By Alexandra Burlacu | Mar 24, 2013 11:04 AM EDT
The Bill & Melinda Gates Foundation wants to grant $1 million for designing the "next generation of condoms," with an initial funding of $100,000.
An estimated 750 million people across the world use condoms to reduce both unwanted pregnancies and the spread of sexually-transmitted diseases (STDs). Unlike most technologies, however, condoms did not see much of a change in the last five decades or so, but that's about to change.
The Bill & Melinda Gates Foundation is now offering $100,000 of initial funding with up to $1 million of additional funding to whomever manages to design the condom of tomorrow.
"The one major drawback to more universal use of male condoms is the lack of perceived incentive for consistent use," reads the Foundation's description of the challenge. "The primary drawback from the male perspective is that condoms decrease pleasure as compared to no condom, creating a trade-off that many men find unacceptable, particularly given the decisions about use much be made just prior to intercourse."
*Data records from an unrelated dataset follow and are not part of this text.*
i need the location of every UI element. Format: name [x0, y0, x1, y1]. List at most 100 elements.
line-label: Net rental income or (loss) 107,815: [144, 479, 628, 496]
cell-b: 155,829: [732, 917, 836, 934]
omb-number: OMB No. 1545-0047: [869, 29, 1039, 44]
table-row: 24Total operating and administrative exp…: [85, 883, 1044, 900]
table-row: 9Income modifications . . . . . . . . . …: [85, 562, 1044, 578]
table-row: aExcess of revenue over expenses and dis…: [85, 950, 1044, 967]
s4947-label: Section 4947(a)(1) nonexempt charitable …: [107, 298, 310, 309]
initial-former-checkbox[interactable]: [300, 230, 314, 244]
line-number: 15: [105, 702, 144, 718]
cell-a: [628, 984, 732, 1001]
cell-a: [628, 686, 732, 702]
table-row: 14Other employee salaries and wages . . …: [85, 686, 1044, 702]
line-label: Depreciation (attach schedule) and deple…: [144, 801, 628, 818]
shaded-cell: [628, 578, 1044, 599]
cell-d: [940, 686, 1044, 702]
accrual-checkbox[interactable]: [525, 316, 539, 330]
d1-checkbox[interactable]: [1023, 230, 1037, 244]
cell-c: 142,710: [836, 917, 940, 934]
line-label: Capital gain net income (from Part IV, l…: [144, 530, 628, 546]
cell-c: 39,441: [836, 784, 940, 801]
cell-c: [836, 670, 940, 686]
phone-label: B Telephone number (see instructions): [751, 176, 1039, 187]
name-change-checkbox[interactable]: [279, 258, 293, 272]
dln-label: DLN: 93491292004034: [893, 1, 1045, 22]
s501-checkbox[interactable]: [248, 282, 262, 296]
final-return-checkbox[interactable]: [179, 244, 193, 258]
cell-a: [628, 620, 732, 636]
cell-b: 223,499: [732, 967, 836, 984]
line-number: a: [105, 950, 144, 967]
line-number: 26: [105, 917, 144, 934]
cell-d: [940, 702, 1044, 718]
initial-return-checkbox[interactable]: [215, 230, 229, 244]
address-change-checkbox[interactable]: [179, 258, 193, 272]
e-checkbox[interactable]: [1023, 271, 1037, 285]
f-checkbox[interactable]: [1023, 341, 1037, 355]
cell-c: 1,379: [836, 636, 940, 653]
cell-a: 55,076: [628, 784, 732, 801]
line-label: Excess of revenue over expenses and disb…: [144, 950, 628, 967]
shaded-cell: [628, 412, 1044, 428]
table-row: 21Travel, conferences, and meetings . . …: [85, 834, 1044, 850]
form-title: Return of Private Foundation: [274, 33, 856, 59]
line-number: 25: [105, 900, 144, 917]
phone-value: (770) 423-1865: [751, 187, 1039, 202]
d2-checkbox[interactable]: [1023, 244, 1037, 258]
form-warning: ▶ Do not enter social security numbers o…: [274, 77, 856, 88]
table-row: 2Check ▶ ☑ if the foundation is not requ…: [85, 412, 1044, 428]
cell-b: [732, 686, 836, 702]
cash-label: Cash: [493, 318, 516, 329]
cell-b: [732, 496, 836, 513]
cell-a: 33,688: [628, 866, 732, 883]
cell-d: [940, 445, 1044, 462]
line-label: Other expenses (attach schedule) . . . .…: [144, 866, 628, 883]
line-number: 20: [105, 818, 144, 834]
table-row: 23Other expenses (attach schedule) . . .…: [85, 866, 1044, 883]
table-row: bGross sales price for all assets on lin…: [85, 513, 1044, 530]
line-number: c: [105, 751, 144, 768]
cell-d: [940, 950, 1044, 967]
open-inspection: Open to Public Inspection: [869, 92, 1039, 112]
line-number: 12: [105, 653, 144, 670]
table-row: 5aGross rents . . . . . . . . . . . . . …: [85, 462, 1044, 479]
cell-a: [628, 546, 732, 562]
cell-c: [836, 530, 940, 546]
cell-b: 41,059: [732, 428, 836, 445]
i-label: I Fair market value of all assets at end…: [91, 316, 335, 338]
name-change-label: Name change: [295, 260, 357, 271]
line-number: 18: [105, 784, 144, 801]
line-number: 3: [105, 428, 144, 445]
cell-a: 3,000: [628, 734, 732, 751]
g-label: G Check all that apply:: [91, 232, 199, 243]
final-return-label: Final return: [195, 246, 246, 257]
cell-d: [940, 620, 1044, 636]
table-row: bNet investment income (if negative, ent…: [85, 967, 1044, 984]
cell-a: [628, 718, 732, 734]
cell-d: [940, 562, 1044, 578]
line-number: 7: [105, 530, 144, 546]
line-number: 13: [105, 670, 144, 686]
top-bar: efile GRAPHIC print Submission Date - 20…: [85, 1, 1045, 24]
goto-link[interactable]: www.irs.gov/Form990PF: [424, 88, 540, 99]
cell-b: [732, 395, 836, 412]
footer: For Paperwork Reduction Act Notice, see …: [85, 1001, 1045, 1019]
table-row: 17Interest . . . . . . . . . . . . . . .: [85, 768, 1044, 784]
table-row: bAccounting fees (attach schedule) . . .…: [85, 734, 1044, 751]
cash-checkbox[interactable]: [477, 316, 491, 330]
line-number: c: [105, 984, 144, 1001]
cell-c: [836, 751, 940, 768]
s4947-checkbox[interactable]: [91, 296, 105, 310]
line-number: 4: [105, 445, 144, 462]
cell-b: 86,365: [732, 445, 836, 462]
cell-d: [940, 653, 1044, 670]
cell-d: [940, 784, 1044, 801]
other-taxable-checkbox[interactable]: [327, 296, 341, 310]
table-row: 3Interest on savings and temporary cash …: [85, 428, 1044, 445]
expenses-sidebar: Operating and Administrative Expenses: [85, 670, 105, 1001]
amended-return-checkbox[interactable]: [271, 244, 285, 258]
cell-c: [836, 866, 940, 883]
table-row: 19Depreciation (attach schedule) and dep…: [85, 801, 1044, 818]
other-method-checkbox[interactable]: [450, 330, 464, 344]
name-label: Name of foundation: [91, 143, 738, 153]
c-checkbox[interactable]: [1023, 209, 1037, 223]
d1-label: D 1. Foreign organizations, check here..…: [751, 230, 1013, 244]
"Is it possible to develop a product without this stigma, or better, one that is felt to enhance pleasure? If so, would such a product lead to substantial benefits for global health, both in terms of reducing the incidence of unplanned pregnancies and in prevention of infection with HIV or other STIs?"
The grant challenge also seeks ideas that could increase the ease of use for both male and female condoms. Such ideas could focus on better packaging or designs that are easier to apply properly, but could go much farther. The request also seeks "attributes that address and overcome cultural barriers."
According to the Foundation's Web page for grant challenges, the next-generation condom must be inexpensive to produce, and prove highly efficient in preventing pregnancy and HIV infection. The group even invites professionals in the fields of neurobiology, vascular biology, material science and other areas of expertise to give the challenge a shot.
Proposals for the next-generation condom must have a "testable hypothesis, include an associated plan for how the idea would be tested or validated and yield interpretable and unambiguous data" to benefit from the continued funding.
Interested parties can submit their proposals to the Bill & Melinda Gates Foundation's related Grand Challenges website by 11:30 a.m. PT on May 7.